Two years ago in the aftermath of winning the championship in Ridder Arena before a sold-out crowd, Ramsey described the atmosphere as noise all the time. She heard a different sound to punctuate last season — another team, Clarkson, celebrating.

“That one is one that hurts,” Ramsey said. “I think we had only given up three goals at the most all season, so to give up five was a heartbreaker for us. It’s something that we’ve learned from, because it was a defensive collapse to give up five goals, which I think makes us a better team now. Three-fourths of this team was there last year and has had the opportunity to have an entire season worth of growth, so I think we’re coming in better this year than we were last year.”

The Badgers are one team that has had trouble scoring against the Gophers, being held to one goal in all four meetings during the regular season.

“Their blue line is tall and strong and they’re good players,” Johnson said. “Minnesota’s goaltender has played really well since she’s been a freshman here, so similar to some of the other opponents within our league, it’s hard to get pucks past the goaltender.”

As he says, that’s in the past.

“The last two or three weekends, we’ve been able to find the back of the net, and hopefully, that will continue tomorrow,” Johnson said.

It doesn’t figure to be easy for anyone from this point on.

“Obviously, BC had an incredible season so far and they were going on a fairly historic streak for awhile,” Frost said. “Harvard started a little slower, but they certainly look to be firing on all cylinders. We know Wisconsin and our two teams have been two of the best teams out here in the West. So I think it’s going to be an incredible weekend of hockey, and the top four teams don’t always advance, but this time, they have.”

That makes it hard to predict. The only thing one can say with any certainty is that three of the four will go home disappointed.

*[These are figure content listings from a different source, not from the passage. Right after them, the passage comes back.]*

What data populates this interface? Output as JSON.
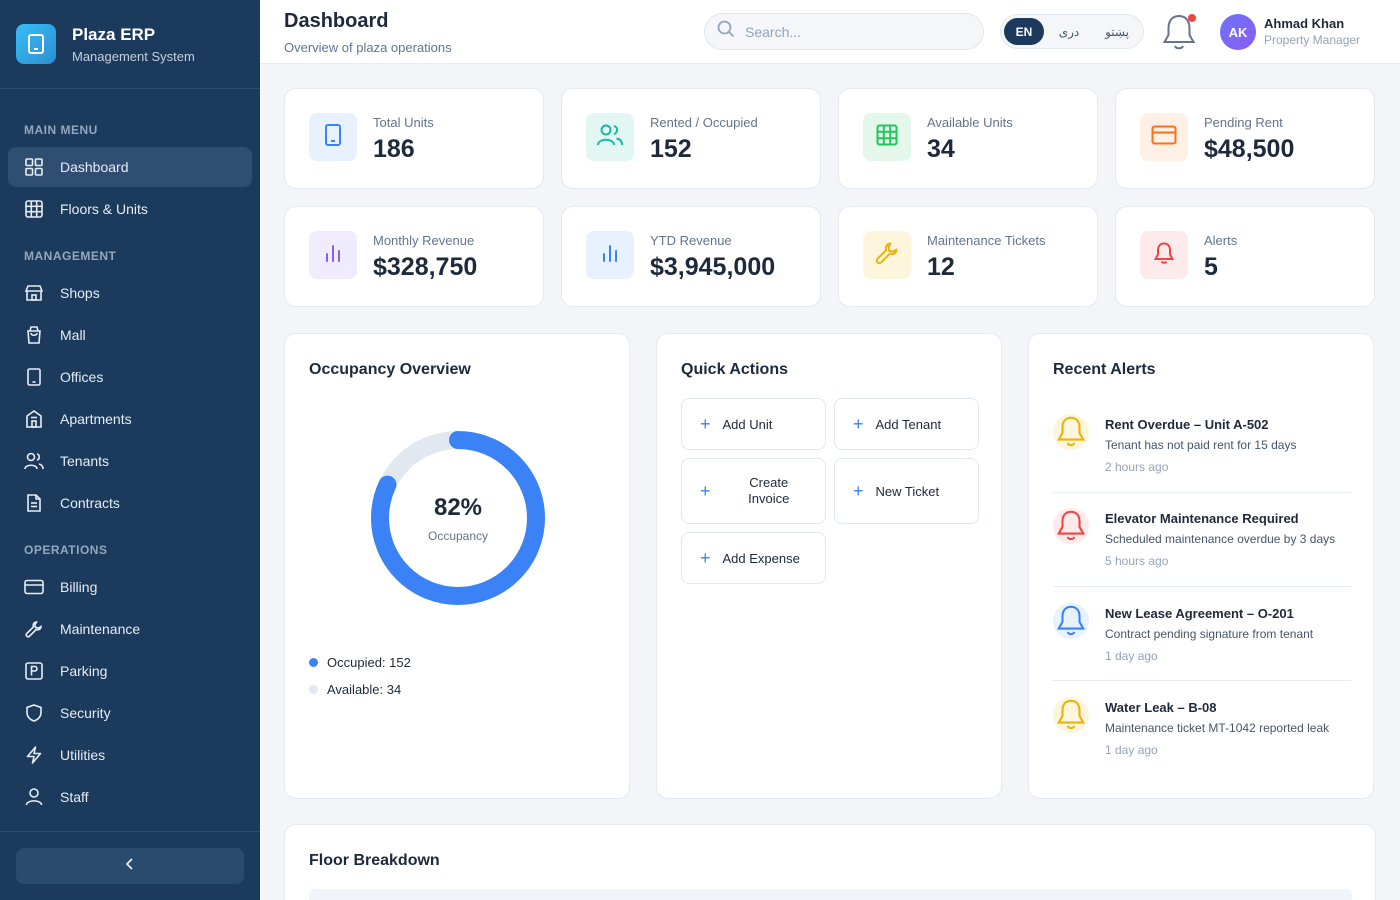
{
  "brand": {
    "title": "Plaza ERP",
    "subtitle": "Management System"
  },
  "sidebar": {
    "sections": {
      "main": "Main Menu",
      "management": "Management",
      "operations": "Operations"
    },
    "items": [
      {
        "label": "Dashboard",
        "icon": "grid-icon"
      },
      {
        "label": "Floors & Units",
        "icon": "table-grid-icon"
      },
      {
        "label": "Shops",
        "icon": "shop-icon"
      },
      {
        "label": "Mall",
        "icon": "shopping-bag-icon"
      },
      {
        "label": "Offices",
        "icon": "tablet-icon"
      },
      {
        "label": "Apartments",
        "icon": "building-icon"
      },
      {
        "label": "Tenants",
        "icon": "users-icon"
      },
      {
        "label": "Contracts",
        "icon": "document-icon"
      },
      {
        "label": "Billing",
        "icon": "credit-card-icon"
      },
      {
        "label": "Maintenance",
        "icon": "wrench-icon"
      },
      {
        "label": "Parking",
        "icon": "parking-icon"
      },
      {
        "label": "Security",
        "icon": "shield-icon"
      },
      {
        "label": "Utilities",
        "icon": "bolt-icon"
      },
      {
        "label": "Staff",
        "icon": "user-icon"
      }
    ],
    "active_item": "Dashboard"
  },
  "header": {
    "title": "Dashboard",
    "subtitle": "Overview of plaza operations",
    "search_placeholder": "Search...",
    "languages": [
      "EN",
      "دری",
      "پښتو"
    ],
    "active_language": "EN",
    "user": {
      "initials": "AK",
      "name": "Ahmad Khan",
      "role": "Property Manager"
    }
  },
  "stats": [
    {
      "label": "Total Units",
      "value": "186",
      "icon": "tablet-icon",
      "color": "#3b82f6",
      "bg": "#e8f1fe"
    },
    {
      "label": "Rented / Occupied",
      "value": "152",
      "icon": "users-icon",
      "color": "#14b8a6",
      "bg": "#e2f7f4"
    },
    {
      "label": "Available Units",
      "value": "34",
      "icon": "table-grid-icon",
      "color": "#22c55e",
      "bg": "#e3f7ea"
    },
    {
      "label": "Pending Rent",
      "value": "$48,500",
      "icon": "credit-card-icon",
      "color": "#f97316",
      "bg": "#fff0e6"
    },
    {
      "label": "Monthly Revenue",
      "value": "$328,750",
      "icon": "bar-chart-icon",
      "color": "#8b5cf6",
      "bg": "#f1ebfe"
    },
    {
      "label": "YTD Revenue",
      "value": "$3,945,000",
      "icon": "bar-chart-icon",
      "color": "#3b82f6",
      "bg": "#e8f1fe"
    },
    {
      "label": "Maintenance Tickets",
      "value": "12",
      "icon": "wrench-icon",
      "color": "#eab308",
      "bg": "#fdf5dc"
    },
    {
      "label": "Alerts",
      "value": "5",
      "icon": "bell-icon",
      "color": "#ef4444",
      "bg": "#fdeaea"
    }
  ],
  "occupancy": {
    "title": "Occupancy Overview",
    "percent_label": "82%",
    "center_label": "Occupancy",
    "occupied_fraction": 0.82,
    "legend": [
      {
        "label": "Occupied: 152",
        "color": "#3b82f6"
      },
      {
        "label": "Available: 34",
        "color": "#e2e8f0"
      }
    ]
  },
  "quick_actions": {
    "title": "Quick Actions",
    "buttons": [
      "Add Unit",
      "Add Tenant",
      "Create Invoice",
      "New Ticket",
      "Add Expense"
    ]
  },
  "alerts": {
    "title": "Recent Alerts",
    "items": [
      {
        "title": "Rent Overdue – Unit A-502",
        "desc": "Tenant has not paid rent for 15 days",
        "time": "2 hours ago",
        "color": "#eab308",
        "bg": "#fdf5dc"
      },
      {
        "title": "Elevator Maintenance Required",
        "desc": "Scheduled maintenance overdue by 3 days",
        "time": "5 hours ago",
        "color": "#ef4444",
        "bg": "#fdeaea"
      },
      {
        "title": "New Lease Agreement – O-201",
        "desc": "Contract pending signature from tenant",
        "time": "1 day ago",
        "color": "#3b82f6",
        "bg": "#e8f1fe"
      },
      {
        "title": "Water Leak – B-08",
        "desc": "Maintenance ticket MT-1042 reported leak",
        "time": "1 day ago",
        "color": "#eab308",
        "bg": "#fdf5dc"
      }
    ]
  },
  "floor_breakdown": {
    "title": "Floor Breakdown"
  }
}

As for Ramsey, she’s not missing the expectations that the team carried a couple of years ago.

“This year I think is the first time, in my four years at least, there hasn’t been as much pressure as there has been in the past,” Ramsey said. “Like coach Frost said, all four teams in here this year deserve to be here and any of them could win. For us, it’s about playing loose and fast and having fun. It’s not like coming in 39-0 and being expected to seal the deal. It’s just a great team ready to play some great hockey.”

Wisconsin at Minnesota starts things off at 5 p.m. CDT on Friday, with the Harvard versus Boston College tilt scheduled for 8 p.m.

“The dinner table is set, and now it is time to sit down and eat,” Johnson said.